One person’s problem is another person’s opportunity - or at least that’s how the saying goes. So when Axis Bank announced that Shikha Sharma, its managing director and chief executive, would cut short her tenure by more than two years and demit office by the end of 2018, there was speculation that smaller rival Kotak Mahindra Bank would acquire the private-sector lender.
A report in April by brokerage firm Nomura Financial Advisory Services even advocated such a move, saying the time was ripe for an acquisition.
Should the Uday Kotak-led lender acquire Axis Bank, it would become the second-largest private bank in the country after HDFC Bank. In the process, it would also surpass ICICI Bank, whose CEO Chanda Kochhar has been forced to go on leave until an independent probe into her conduct is completed.
Last week, we took a closer look at ICICI Bank’s performance under Kochhar and Axis Bank’s showing with Shikha Sharma at the helm. There was a common thread - bad loans surged while profits took a hit.
It’s a different story at Kotak Mahindra Bank, where profits have grown at a steady clip while bad loans have been kept in check since Kotak Mahindra Finance was converted into a full-fledged bank in 2003.
Publicly available data shows that unlike most of its peers, Kotak Mahindra Bank’s share of bad loans as a proportion of its asset book has actually fallen since rising for a couple of a years before 2010.
While its gross non-performing assets (GNPA) as a percentage of its total assets had peaked at 4.07% in 2008-09, it declined to 2.22% in 2017-18, albeit with some upticks in the intervening years.
Note: In the charts above, income, profit, deposits and advances are on consolidated basis while gross NPAs are standalone numbers. Figures from 2015-16 onwards reflect ING Vysya Bank acquisition.

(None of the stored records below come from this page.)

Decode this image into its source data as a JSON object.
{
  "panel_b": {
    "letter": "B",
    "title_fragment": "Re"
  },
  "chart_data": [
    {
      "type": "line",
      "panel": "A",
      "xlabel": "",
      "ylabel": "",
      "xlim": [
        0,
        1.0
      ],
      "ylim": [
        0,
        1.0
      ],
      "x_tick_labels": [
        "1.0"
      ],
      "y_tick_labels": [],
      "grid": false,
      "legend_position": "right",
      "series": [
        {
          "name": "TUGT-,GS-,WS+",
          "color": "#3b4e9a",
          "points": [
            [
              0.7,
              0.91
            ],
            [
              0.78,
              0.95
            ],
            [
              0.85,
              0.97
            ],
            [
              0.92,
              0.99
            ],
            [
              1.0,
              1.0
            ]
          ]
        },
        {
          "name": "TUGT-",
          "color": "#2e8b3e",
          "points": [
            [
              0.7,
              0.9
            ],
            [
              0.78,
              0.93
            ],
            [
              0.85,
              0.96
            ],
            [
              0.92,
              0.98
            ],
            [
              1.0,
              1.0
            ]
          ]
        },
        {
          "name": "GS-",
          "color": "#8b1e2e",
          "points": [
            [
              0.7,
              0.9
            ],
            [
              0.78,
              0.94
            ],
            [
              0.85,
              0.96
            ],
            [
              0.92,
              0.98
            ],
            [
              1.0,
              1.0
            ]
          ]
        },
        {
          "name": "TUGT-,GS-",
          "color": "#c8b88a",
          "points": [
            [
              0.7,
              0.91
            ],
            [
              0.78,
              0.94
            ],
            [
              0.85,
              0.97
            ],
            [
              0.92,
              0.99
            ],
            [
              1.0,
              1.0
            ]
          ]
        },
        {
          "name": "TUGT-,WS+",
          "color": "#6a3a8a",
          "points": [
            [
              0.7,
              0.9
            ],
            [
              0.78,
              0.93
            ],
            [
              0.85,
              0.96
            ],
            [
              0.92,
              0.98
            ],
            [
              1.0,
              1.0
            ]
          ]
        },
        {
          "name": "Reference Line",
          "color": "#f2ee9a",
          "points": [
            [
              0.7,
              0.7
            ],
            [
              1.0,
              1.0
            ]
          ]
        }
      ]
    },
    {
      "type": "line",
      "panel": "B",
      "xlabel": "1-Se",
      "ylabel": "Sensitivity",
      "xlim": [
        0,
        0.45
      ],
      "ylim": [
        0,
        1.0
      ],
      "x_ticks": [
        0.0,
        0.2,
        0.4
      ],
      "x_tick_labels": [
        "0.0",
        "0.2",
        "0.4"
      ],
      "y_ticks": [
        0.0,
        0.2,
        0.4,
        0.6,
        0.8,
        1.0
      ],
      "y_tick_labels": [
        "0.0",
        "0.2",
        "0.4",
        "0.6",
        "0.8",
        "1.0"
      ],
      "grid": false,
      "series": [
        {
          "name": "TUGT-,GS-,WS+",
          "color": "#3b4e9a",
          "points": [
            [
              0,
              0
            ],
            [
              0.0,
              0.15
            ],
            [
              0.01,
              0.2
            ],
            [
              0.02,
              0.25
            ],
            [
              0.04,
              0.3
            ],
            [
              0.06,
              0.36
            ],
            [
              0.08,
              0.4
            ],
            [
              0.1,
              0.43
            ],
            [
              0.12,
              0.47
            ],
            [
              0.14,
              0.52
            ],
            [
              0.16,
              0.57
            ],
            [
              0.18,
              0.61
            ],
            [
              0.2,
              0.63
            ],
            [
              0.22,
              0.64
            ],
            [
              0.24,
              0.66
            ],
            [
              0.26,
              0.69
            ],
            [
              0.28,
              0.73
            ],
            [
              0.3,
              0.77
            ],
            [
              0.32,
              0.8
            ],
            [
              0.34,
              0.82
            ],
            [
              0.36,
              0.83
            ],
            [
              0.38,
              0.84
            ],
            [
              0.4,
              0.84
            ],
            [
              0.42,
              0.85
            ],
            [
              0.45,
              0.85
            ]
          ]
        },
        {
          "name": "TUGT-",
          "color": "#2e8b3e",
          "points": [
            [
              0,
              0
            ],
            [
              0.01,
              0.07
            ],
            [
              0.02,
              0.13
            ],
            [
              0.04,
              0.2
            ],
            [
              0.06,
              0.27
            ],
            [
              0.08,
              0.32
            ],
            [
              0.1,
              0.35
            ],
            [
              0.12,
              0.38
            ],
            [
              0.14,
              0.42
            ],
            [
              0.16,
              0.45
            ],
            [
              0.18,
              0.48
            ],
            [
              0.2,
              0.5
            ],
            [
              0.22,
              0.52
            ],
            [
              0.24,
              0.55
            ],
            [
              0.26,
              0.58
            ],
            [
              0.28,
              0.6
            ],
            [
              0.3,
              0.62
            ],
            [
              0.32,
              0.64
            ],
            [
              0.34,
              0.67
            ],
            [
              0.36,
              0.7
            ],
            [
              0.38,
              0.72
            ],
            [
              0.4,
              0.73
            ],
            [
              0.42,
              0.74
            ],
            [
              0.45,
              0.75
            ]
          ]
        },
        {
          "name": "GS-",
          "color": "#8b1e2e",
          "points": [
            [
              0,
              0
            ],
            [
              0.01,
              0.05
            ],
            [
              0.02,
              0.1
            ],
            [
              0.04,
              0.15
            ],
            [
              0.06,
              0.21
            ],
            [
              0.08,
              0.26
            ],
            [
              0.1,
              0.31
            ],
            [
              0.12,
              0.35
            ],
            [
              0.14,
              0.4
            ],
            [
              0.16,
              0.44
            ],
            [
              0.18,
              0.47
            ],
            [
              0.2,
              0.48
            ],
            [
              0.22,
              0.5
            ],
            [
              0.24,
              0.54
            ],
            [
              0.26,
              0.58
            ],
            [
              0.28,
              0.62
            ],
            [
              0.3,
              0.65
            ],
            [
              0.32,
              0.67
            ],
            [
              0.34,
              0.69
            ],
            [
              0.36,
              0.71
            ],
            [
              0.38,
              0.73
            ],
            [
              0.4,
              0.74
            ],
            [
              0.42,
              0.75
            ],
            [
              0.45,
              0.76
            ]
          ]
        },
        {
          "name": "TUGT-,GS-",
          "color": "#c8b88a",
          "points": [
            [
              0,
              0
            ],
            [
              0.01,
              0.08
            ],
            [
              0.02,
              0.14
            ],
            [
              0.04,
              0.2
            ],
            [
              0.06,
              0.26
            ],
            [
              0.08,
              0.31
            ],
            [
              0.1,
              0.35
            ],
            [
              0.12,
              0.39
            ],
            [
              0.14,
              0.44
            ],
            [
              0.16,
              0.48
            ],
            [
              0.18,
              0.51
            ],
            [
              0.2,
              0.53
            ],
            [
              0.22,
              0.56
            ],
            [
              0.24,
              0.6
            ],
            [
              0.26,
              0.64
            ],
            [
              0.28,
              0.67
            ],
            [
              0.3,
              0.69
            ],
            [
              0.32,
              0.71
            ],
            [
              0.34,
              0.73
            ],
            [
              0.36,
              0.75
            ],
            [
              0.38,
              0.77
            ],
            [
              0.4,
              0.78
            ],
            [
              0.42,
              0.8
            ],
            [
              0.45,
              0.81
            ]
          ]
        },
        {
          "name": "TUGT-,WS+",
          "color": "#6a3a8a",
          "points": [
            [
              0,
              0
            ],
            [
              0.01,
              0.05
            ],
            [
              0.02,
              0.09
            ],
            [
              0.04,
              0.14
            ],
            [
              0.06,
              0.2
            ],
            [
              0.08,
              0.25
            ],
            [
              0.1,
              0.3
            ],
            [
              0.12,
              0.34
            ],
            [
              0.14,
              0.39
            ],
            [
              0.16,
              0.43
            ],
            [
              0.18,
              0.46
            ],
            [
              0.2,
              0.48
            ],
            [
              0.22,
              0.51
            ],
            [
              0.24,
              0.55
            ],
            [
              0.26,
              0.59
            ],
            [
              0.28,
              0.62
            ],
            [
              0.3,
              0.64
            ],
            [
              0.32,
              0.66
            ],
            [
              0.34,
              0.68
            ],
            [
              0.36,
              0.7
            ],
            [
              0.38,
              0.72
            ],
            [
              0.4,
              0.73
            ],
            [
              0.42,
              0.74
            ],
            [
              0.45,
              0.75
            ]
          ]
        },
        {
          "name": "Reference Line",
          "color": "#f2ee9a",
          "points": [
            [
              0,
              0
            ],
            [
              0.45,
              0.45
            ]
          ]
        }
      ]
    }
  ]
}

And it has managed this feat despite the 2015 acquisition of ING Vysya Bank, which had a higher proportion of bad loans at 6% of its asset book, which was just under Rs 2,600 crore.
Kotak Mahindra Bank had, however, sought to shield itself from these bad loans by transferring them to a separate “bad bank.”
The acquisition saw the resultant entity’s advances swell from just under Rs 89,000 crore as of March 2015, to nearly Rs 1.45 lakh crore the following year.
As of March-end this year, Kotak Mahindra Bank’s advances stood at more than Rs 2.05 lakh crore, translating into a 32.46% growth in its advances in the last three years, on a compounded annual growth rate (CAGR) basis.
And this growth has resulted in a massive increase in Kotak Mahindra Bank's stock price. In fact, if one looks at the stock price data of some of India’s leading private sector banks since January 2010, it becomes apparent that Kotak Mahindra Bank has outpaced nearly all the major names including ICICI Bank, HDFC Bank, Yes Bank and Axis Bank, with only IndusInd Bank bettering its performance.
Yet, as an October 2017 report in The Economic Times pointed out, the bank had perhaps not done its homework as well as it had initially thought, as it also had to take a Rs 300 crore hit on pension liabilities from ING Vysya Bank, which it had not factored in earlier.
This oversight notwithstanding, the inorganic growth has helped Uday Kotak’s bank grow its branch network 13-fold in the last decade to 1,369, while the number of employees on its rolls have more than quadrupled to 44,000 during the same period.